A reading project’s very essential purpose must be to instil a love of reading. So how do we in a project really see to it that the child’s interest is stimulated, that it is given the opportunity to see how wonderful it is to read? It is essential never to lose sight of who you are doing this for, what the project is really about. It is not a desk-work job, closeness to the child and positive awareness is essential. Basically, it is a question of awakening an interest, a love of reading, to provide the books and give the child peace and quiet to read, the chance to be influenced by its friends and support from the adults. Anything else could be called decoration.
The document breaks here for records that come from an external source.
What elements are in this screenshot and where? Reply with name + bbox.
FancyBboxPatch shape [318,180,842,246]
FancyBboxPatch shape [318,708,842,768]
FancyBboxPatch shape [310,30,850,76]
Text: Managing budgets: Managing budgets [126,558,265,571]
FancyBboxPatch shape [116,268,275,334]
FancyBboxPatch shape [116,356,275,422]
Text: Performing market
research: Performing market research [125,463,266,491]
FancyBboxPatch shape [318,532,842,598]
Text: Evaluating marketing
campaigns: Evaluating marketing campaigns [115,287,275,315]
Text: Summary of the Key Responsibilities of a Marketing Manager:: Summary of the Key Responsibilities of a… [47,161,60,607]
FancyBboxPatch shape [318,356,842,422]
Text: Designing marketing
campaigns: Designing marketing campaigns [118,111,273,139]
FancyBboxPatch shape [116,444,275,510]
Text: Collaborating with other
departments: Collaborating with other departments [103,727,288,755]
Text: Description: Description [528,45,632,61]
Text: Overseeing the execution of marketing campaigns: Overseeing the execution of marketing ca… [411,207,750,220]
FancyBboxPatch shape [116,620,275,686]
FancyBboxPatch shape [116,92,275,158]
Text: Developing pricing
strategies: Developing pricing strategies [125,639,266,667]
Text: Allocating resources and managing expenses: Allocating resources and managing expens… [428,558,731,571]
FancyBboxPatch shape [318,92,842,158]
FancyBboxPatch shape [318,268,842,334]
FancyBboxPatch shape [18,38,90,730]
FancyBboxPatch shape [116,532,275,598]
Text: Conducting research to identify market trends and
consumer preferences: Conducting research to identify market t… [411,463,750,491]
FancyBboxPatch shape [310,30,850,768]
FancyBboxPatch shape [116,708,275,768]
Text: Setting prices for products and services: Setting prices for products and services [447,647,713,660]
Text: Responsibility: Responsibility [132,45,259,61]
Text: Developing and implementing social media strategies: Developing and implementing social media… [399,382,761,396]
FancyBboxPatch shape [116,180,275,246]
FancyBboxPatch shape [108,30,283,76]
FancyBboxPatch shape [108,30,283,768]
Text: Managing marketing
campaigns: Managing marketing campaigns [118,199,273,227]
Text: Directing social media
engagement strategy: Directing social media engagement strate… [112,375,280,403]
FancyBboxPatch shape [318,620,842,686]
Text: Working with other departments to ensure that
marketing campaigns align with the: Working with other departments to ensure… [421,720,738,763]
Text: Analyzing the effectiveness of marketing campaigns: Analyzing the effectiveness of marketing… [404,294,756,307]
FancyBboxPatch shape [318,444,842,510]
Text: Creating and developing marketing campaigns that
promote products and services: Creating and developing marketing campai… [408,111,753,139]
We find ourselves at the moment in the wake of many reading projects and campaigns. I feel we have reached a point where we should be looking at the long-term prospect while keeping firmly in mind what we have learned and the experiences we have inevitably gained. Time is ripe for focusing more on continuity and development, to provide the resources for a very determined effort in stimulating a love of reading in our children and young people.We must now seriously take to heart what we have learned from both our own and other people’s projects and carry this with us into our daily work. In many ways we have already succeeded.
Completing a project is demanding in many ways, but also necessary in order to develop and exchange ideas. If all the hard work does not seem to bear fruit, it can be extremely disappointing for those involved.We ought to think hard on how to prepare for a continuation. Who is going to take responsibility for the interest in reading that we have awakened in children and the young? How to accept responsibility for future generations and their reading? What kind of resources do we have? Have we got sufficient time, manpower and materials? How are we by way of results from our projects able to persuade the decision-makers that resources are also vital for stimulating a love of reading?
About Susanne Ahlroth
- Great experience from a large number of reading projects and campaigns
- Organiser of visits by authors to schools and libraries
- Working groups: Svenska gruppen and Lasko (children’s libraries group) at Helsinki City Library; Finland’s representative in the network for Nordic children’s libraries and culture; BITTIS – the library in the school, a project aimed at developing the school library and the co-operation between the libraries and the Finnish/Swedish schools
- Main aspects of Susanne’s work: co-operation with schools, above all giving talks on books in schools and at the library (to about 1,000 pupils annually), library tuition and instruction to classes and groups of pupils in searching the library system.